Nobody Told Me That My Insurance Company Did Not Pay The Hospital. – Alex

“Dear Steve,

I visited hospital and did x-ray and other laboratory test. I was told that my insurance would have paid it. I paid copay first time and I thought that was it. Nobody told me the possible amount that I must have paid.

My insurance company denied all amount because they stated that it’s pre existing condition. The total charge is about USD 2,000. I am a college student and hardly pay my tuition and fees. I physically can not afford this amount. I got letter from the hospital and it says “If I do not submit the payment during 30 days my account will be sent to the central billing office”.

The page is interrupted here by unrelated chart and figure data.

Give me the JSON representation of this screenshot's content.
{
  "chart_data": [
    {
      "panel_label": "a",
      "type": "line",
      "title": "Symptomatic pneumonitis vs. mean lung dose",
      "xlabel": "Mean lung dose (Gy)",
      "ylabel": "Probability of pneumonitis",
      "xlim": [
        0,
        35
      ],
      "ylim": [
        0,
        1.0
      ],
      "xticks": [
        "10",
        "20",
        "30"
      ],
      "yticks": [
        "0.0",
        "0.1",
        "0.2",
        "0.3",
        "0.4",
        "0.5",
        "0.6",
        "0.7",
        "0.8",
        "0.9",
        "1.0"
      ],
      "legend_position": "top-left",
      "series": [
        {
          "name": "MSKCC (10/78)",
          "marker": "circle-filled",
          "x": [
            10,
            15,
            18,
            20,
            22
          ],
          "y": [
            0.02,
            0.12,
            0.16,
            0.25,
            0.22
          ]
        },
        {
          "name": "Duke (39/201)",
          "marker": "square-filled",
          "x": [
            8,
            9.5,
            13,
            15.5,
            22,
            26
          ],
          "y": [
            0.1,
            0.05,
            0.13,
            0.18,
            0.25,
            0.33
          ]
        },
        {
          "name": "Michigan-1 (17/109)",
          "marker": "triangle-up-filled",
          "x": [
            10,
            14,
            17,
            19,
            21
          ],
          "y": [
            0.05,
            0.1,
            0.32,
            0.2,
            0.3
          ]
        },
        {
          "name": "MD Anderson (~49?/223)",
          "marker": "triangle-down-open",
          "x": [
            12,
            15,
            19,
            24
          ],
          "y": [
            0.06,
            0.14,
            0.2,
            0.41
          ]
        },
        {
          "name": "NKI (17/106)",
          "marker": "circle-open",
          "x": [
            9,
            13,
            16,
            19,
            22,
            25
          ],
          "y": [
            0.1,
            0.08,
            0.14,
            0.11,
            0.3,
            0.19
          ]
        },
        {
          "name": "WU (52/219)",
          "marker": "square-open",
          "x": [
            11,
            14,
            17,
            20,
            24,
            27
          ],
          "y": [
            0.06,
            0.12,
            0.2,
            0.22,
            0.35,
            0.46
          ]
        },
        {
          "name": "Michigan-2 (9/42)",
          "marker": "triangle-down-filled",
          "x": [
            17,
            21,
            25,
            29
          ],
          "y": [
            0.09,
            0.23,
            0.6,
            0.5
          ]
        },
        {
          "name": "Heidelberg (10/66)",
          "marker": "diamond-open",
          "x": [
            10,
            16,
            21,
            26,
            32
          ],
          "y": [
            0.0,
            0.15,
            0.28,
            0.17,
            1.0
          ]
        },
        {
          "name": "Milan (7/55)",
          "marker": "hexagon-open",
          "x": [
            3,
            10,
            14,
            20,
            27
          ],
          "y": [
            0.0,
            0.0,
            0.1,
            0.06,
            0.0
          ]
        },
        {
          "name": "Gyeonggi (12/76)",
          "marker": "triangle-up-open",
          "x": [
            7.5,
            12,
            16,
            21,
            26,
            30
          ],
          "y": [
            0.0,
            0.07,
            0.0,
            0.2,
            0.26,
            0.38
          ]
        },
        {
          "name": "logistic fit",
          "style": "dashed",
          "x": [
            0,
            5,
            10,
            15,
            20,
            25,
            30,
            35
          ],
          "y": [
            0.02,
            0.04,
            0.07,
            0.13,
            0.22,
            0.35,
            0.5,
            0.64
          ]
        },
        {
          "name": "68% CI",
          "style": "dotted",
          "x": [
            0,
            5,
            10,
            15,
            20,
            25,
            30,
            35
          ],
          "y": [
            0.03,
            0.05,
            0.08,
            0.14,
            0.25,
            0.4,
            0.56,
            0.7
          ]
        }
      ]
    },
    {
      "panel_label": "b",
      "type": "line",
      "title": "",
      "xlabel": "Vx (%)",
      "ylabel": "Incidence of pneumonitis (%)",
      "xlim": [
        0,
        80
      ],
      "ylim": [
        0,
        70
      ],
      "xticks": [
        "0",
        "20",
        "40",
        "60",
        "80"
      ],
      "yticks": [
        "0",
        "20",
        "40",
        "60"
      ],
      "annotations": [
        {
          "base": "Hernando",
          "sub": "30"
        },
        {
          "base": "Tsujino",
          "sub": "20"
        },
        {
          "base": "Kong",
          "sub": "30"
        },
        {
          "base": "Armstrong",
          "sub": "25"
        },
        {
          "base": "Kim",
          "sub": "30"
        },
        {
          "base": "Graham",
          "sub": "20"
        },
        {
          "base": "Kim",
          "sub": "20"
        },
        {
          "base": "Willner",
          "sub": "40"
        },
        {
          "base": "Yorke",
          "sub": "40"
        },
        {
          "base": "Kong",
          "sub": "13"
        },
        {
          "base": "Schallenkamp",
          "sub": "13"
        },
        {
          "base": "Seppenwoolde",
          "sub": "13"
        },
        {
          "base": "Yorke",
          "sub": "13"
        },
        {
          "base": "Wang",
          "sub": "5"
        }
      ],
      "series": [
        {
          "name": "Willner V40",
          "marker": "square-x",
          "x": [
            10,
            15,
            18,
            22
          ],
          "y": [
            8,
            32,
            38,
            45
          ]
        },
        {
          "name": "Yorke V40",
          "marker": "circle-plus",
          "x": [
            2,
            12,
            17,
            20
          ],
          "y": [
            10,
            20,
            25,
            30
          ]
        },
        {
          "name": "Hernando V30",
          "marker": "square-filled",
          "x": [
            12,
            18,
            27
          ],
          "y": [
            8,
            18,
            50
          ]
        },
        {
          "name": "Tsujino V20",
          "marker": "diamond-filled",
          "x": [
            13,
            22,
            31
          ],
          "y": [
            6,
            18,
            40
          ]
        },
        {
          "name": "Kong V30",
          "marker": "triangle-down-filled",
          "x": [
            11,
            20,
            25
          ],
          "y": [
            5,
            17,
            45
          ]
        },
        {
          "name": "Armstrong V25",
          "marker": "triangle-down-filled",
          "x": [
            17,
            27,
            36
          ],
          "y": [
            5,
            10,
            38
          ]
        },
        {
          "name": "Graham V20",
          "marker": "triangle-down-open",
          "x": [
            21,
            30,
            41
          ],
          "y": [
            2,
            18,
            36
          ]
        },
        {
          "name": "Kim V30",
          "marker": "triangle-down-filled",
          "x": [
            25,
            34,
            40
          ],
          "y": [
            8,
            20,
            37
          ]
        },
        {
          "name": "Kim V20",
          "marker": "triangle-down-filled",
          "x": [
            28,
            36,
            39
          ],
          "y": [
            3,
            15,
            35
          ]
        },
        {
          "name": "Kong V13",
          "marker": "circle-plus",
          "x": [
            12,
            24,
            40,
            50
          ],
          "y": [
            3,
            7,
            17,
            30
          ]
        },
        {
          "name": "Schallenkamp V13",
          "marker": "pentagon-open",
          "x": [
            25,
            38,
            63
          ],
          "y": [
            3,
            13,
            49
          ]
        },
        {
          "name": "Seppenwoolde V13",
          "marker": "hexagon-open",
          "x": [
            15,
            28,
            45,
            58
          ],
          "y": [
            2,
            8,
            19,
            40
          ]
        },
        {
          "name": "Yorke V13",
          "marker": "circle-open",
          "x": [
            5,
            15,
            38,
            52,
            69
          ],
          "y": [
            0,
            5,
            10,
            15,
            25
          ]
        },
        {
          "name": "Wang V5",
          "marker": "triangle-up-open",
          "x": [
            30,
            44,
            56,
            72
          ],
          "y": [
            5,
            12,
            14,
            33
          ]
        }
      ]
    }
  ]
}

My question is, I can not pay this amount, what happens If I do not pay. or what is the best option here to do. Thank you very much


Dear Alex,

Health insurance benefits are an often misunderstood part of finances. Many people think that health insurance is responsible for certain parts of your liability to a health care provider. And even health professionals begin to believe this but it is not true.

When you have any type of medical service performed ultimately you are totally responsible for the bill and any payment from your insurance company is there to help relive a part of your obligation. If the insurance company denies the claim for service for whatever reason, you remain 100% responsible for the debt.

You have a couple of options here.

  1. If you feel that the claim was unfairly denied you can appeal the decision with your health insurance company and how they reverse their decision.
  2. You can attempt to make mutually agreeable repayment arrangement with the hospital for the debt. The hospital should be agreeable to some sort of monthly payment plan to resolve this debt.

If neither of those options works out for you then it would be within the right of the hospital to send you account out for collection. These days, medical providers seem to be getting more aggressive about collecting debts and if the debt went on without some sort of plan or resolution then you could be sued by the hospital for repayment.

Your situation unfortunately highlights the need for a better health care system in the U.S. that eliminates situations like this. Yours is a good example of why medical debts are a large reason why people wind up going bankrupt when faced with no other solution to a medical debt.